A. La protection absolue d’une espèce menacée comme critère du risque caractérisé
La question centrale était de savoir si le projet de parc éolien, malgré les mesures d’évitement et de réduction proposées, présentait un risque « suffisamment caractérisé » pour les espèces protégées, justifiant l’obtention préalable d’une dérogation. La cour concentre son analyse sur le cas de la cigogne noire, espèce classée « en danger critique » dans la région et dont la population nicheuse nationale est extrêmement faible. Elle relève que le projet se situe « à l’intersection de trois nids, à l’intérieur des trois périmètres vitaux de vingt kilomètres ».
Le raisonnement de la cour est remarquable en ce qu’il ne se fonde pas sur la certitude d’une destruction, mais sur la gravité exceptionnelle des conséquences qu’aurait la disparition d’un seul individu. Elle énonce que « la mortalité d’un ou de plusieurs individus nicheurs de cigogne noire en raison d’une collision avec une éolienne du parc projeté expose cette espèce à un risque suffisamment caractérisé de destruction ». Ainsi, le très faible effectif de l’espèce et la menace d’extinction qui pèse sur elle suffisent à transformer un risque potentiel en un risque « suffisamment caractérisé » au sens de la loi. Cette interprétation consacre une protection maximale pour les espèces les plus vulnérables, où le principe de précaution est appliqué avec une rigueur particulière.
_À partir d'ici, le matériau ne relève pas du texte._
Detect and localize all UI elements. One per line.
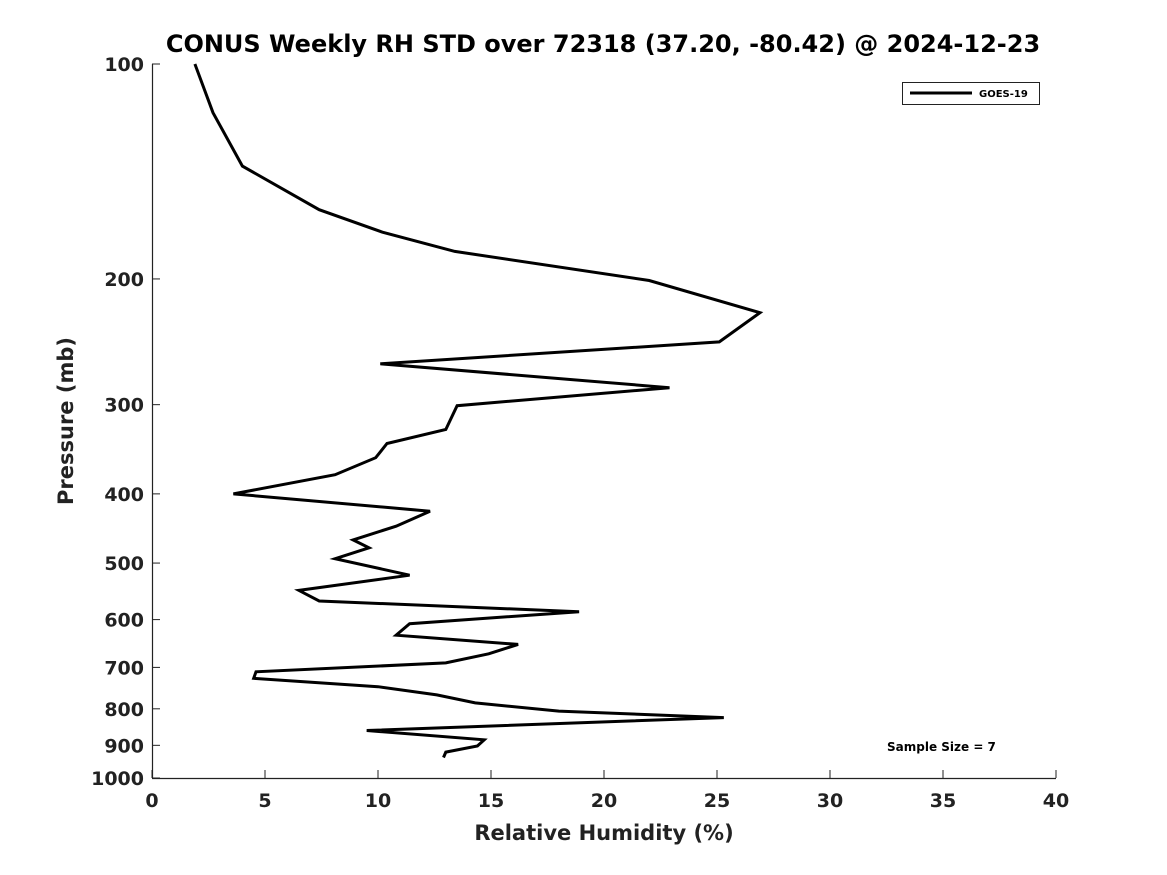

B. Le sursis à statuer, outil privilégié de la régularisation contentieuse
Ayant établi que l’absence de demande de dérogation « espèces protégées » entachait l’autorisation d’illégalité, la cour aurait pu prononcer l’annulation de l’acte sur ce second motif. Elle choisit cependant une autre voie. Conformément à la logique de l’article L. 181-18 du code de l’environnement, elle considère que ce vice est susceptible d’être régularisé par l’obtention d’une autorisation modificative. Elle décide donc de « surseoir à statuer sur le surplus des conclusions de la requête jusqu’à l’expiration d’un délai de six mois » pour permettre au pétitionnaire de déposer un dossier de demande de dérogation et d’obtenir, le cas échéant, l’acte correctif.
Cette décision réitère la préférence du juge pour la régularisation plutôt que pour l’annulation pure et simple. Elle démontre que même une illégalité de fond, tenant à la méconnaissance d’une règle de protection environnementale substantielle, peut faire l’objet d’une correction en cours d’instance. En suspendant l’exécution de l’autorisation jusqu’à la délivrance éventuelle de la dérogation, la cour assure que le projet ne pourra se poursuivre sans que la protection de l’espèce ait été dûment prise en compte par l’autorité administrative compétente. L’arrêt se clôt ainsi sur une injonction qui, tout en reconnaissant la validité du projet sur le principe, le soumet à une mise en conformité stricte avec les exigences du droit de l’environnement.